Thursday, September 15, 2011

Who cares about IPR, what about innovation in China?

The Wall Street Journal reports on a brief debate that took place yesterday between US Ambassador to China, Gary Locke and an advisor to the People's Bank of China, Li Daokui. The exchange took place during a panel discussion at the World Economic Forum meeting currently taking place in Dalian, China.

The apparently civil discussion surrounded a disagreement as to the repercussions of China's difficulties in enforcing intellectual property rights (IPR) protections. In short, Locke expressed his view that lack of IPR enforcement would stifle Chinese innovation. Li, on the other hand, merely expressed his disagreement and noted that China's policy focus instead needed to be on supporting entrepreneurs and removing barriers to their success. (Notice how Li cleverly took Locke's cue and changed the topic from IPR to innovation?)

So who is right about innovation? Where should China focus its policy in order to better support innovation? Should it beef up IPR enforcement, or should it focus on removing barriers to the private sector? Which would give it the biggest bang for its policy buck? (
Not that this is necessarily an either/or proposition -- China is big and rich enough now to do both -- but humor me on this.)

Some of my readers may be surprised to learn that I think Li Daokui was right. While Locke was certainly carrying out his duty as Ambassador by saying that China needs to improve IPR protection, the truth is that IPR protection has very little to do with innovation in a developing country like China.
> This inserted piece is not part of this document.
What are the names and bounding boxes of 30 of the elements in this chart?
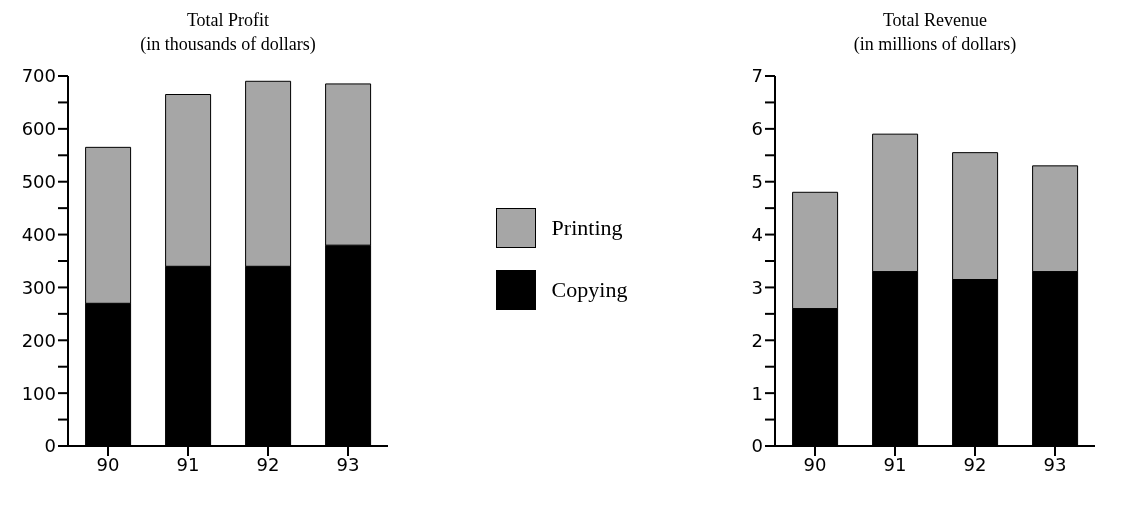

In fact, history tells us that, since the dawn of the Industrial Revolution, every subsequent country to jump on the development bandwagon has copied those who came before.
...every country that became economically great began by copying: the Germans copied the British; the Americans copied the British and the Germans, and the Japanese copied everybody.*
This is not to excuse the Chinese companies that blatantly copy foreign products and the government that often chooses to look the other way, but since Locke chose to introduce innovation into the discussion, the issue deserves a closer look.

My research on China's auto industry reveals that the most innovative among China's automakers are the private and independent automakers, not the massive state-owned enterprises (SOEs) with their foreign joint venture partners. While private players have yet to introduce any real breakthrough innovation, their progress in developing new energy vehicles and unique Chinese brands is ahead of the SOEs. The reason for this (and you'll have to take my word for it until my book comes out) is twofold.

First, leadership positions in SOEs are essentially political positions. The men who run these companies have their eyes on their next job, which will be a political appointment to run an association or a local government, or even to become a Vice Minister or Minister in the central government. In order to better assure themselves of a good position, they tend to be risk-averse in their decision making.

Second, because these guys have short-term investment horizons, "wasting" money on R&D is not high on their agendas. R&D spending only helps the next guy. It is much easier to rake in profits building and selling foreign branded cars. They simply lack the career incentives to take the kind of risks that result in significant innovation.

(Here is another story today about how "JV brands" have not resulted in the innovation that the central government had been hoping for. Why? Again, forcing foreign partners to hand over technology does not translate into innovation, especially when leadership incentives are not changed. I previously wrote about this "JV brands" or "sub brands" issue several months back.)

So while Li Daokui seemed to be changing the subject above, he was actually addressing Locke's point about innovation. And if China's auto industry is any kind of indication for China as a whole, the central government would do well to follow Li's advice and remove the barriers that continue to marginalize private business in China.

Of course, as an American, I would like to see the home team do well, so if China continues to insist on a preponderance of state control over all of its major industries, I believe that will ultimately be to the advantage of China's competitors. And they need every advantage they can get.

* William Kingston, “An Agenda for Radical Intellectual Property Reform,” in International Public Goods and Transfer of Technology Under a Globalized Intellectual Property Regime, ed. Keith E. Maskus and Jerome H. Reichman (New York: Cambridge University Press, 2005), 658.